Kırk gün sonra Buz Dağ adında bir dağın eteğine geldi. Çadırını kurdurdu ve sessizce uyudu. Tan ağarınca Oğuz Kağanın çadırına güneş gibi bir ışık girdi. O ışıktan gök tüylü ve gök yeleli büyük bir erkek kurt çıktı. Bu kurt Oğuz Kağana hitap etti ve: Ey Oğuz, sen Urum üzerine yürümek istiyorsun; ey Oğuz, ben senin önünde yürümek istiyorum dedi. Ondan sonra Oğuz Kağan çadırını durdurdu ve gitti. Gördü ki, askerin önünde gök tüylü ve gök yeleli büyük bir erkek kurt yürümektedir ve kurdun ardı sıra ordu gelmektedir. Gök tüylü ve gök yeleli bu büyük erkek kurt birkaç gün sonra durdu. Oğuz Kağan da askeri ile durdu. Burada İtil Müren adında bir deniz vardı. Bu İtil Mürenin keranında bir kara dağın önünde savaş başladı. Okla, kargı ile ve kılıçla vuruştular. Askerlerin arasında vuruşma çok oldu, halkın gönüllerinde kaygı çok oldu. Boğuşma ve vuruşma öyle yaman oldu ki, İtil Mürenin suyu zencefre gibi baştan başa kıpkırmızı oldu. Oğuz Kağan yendi ve Urum Kağan kaçtı.

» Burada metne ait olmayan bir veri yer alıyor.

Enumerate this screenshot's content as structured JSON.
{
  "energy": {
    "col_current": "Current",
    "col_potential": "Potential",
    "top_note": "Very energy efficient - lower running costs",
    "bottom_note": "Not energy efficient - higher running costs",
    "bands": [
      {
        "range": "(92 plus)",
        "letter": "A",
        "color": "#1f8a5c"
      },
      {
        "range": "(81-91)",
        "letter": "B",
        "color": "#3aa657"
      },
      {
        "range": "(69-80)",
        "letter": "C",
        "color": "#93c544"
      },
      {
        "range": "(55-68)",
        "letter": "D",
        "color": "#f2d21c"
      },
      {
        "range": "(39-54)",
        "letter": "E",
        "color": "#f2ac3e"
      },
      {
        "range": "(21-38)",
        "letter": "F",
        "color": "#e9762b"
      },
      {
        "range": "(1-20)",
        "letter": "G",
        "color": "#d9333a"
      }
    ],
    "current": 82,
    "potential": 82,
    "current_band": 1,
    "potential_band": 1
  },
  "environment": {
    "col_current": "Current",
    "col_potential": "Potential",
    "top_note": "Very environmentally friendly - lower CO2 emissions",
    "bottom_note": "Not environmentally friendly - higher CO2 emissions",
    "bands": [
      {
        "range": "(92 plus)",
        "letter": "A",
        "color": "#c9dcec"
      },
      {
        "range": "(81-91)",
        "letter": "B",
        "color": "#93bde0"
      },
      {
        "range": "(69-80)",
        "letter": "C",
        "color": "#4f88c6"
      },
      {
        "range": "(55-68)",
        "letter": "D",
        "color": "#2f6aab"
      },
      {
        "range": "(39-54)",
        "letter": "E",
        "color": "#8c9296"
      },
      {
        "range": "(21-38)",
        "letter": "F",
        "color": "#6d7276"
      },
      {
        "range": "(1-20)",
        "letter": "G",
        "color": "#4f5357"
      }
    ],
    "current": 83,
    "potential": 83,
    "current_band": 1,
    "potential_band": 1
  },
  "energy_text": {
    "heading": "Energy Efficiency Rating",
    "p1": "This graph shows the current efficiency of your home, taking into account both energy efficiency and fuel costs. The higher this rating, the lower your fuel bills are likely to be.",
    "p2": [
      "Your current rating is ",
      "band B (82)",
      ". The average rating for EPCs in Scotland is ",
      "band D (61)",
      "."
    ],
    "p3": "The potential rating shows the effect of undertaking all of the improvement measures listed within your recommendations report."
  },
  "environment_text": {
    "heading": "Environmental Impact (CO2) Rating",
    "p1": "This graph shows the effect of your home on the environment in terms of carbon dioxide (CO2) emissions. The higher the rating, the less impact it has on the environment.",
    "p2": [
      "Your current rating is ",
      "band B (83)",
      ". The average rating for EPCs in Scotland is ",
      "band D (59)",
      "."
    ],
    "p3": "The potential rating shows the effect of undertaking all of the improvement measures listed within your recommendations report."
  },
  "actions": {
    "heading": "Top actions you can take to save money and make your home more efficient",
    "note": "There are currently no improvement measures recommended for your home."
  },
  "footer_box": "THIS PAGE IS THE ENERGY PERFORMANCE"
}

Oğuz Kağan urum Kağanının hanlığını ve halkını aldı. Onun ordugâhına pek çok cansız ve pek çok canlı ganimet düştü. Urum Kağanın bir kardeşi vardı. Adı Uruz Bey idi. Bu Uruz Bey oğlunu dağ başında, derin ırmak arasında iyi tahkim edilmiş bir şehre yolladı ve: Şehri korumak gerek, sen şehri bizim için koru ve savaştan sonra bize gel dedi. Oğuz Kağan bu şehre yürüdü. Uruz Beyin oğlu ona çok altm ve gümüş yolladı ve dedi ki: Ey (Oğuz Kağan), sen benim kağanımsm; babam bana bu şehri verdi ve: Şehri korumak gerektir; sen de şehri benim için koru ve savaştan sonra gel dedi. Babam (sana) kızdı ise, bu benim suçum mudur? Ben senin emrini yerine getirmeye hazırım. Bizim devletimiz senin devletindir; bizim uruğumuz senin ağacının yemişindendir. Tanrı sana yer vermek lutfunda bulunmuş; ben sana başımı ve devletimi veriyorum; sana vergi veririm ve dostluktan çıkmam dedi.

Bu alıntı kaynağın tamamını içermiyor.